発表では、両容疑者は昨年12月1日、未承認の医薬品成分「シブトラミン」などを含む「デトキシレットゼリー」930本を販売目的で自宅に保管した疑い。2人は容疑を否認し、女は「違法成分が入っているとは知らなかった」と供述している。
昨年4月以降、ゼリーを食べた6人から兵庫県西宮市や千葉市などにめまいや吐き気などの訴えがあり、ゼリーからシブトラミンが検出された。
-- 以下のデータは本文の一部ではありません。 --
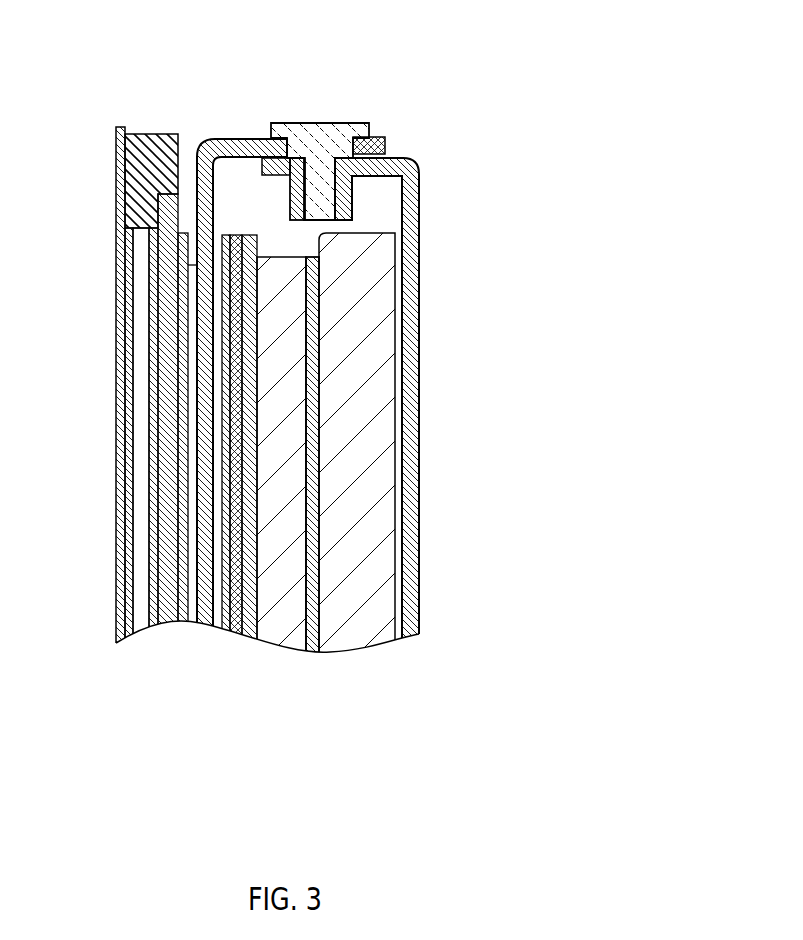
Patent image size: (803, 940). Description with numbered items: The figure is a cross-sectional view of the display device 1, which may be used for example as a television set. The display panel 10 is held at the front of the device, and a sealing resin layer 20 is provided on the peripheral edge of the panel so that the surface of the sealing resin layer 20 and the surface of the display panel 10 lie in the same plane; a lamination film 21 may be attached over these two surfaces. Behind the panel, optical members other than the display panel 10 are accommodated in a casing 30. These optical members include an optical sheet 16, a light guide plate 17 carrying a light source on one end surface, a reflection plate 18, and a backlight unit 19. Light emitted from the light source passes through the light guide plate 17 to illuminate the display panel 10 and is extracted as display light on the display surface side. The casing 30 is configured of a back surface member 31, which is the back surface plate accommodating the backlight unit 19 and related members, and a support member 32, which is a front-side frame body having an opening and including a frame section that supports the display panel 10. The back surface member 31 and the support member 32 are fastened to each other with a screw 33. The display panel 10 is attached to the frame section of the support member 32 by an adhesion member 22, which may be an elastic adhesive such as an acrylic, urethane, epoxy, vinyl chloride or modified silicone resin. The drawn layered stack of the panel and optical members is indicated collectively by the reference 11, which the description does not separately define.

The display device 1 is at (533, 68).
The display panel 10 is at (158, 771).
The positive electrode 11 is at (127, 645).
The optical sheet 16 is at (225, 645).
The light guide plate 17 is at (283, 415).
The reflection plate 18 is at (310, 472).
The backlight unit 19 is at (355, 531).
The sealing resin layer 20 is at (165, 146).
The lamination film 21 is at (117, 388).
The adhesion member 22 is at (193, 265).
The casing 30 is at (482, 125).
The back surface member 31 is at (418, 178).
The support member 32 is at (387, 143).
The screw 33 is at (321, 122).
両容疑者は遅くとも昨年3月からフリーマーケットサイトやSNSで1箱(ゼリー15本入り)4500円で販売していたといい、府警は入手ルートを調べる。
■シブトラミン 相次ぐ健康被害
シブトラミンを含む健康食品や薬を巡っては、これまでも健康被害が問題になっている。
厚生労働省によると、シブトラミンは食欲抑制効果がある一方、血圧上昇などの副作用がある。2002~18年には、タイから輸入された薬を服用し、手足のしびれや動悸(どうき)、めまいなどの健康被害を訴えた人が全国で22人に上り、うち4人が死亡した。
厚労省の担当者は「『食べるだけで痩せる』とうたう製品は重大な副作用を起こす危険性が高いので、購入しないでほしい。異変を感じた場合はすぐ医師の診察を受け、保健所に連絡を」と呼びかけている。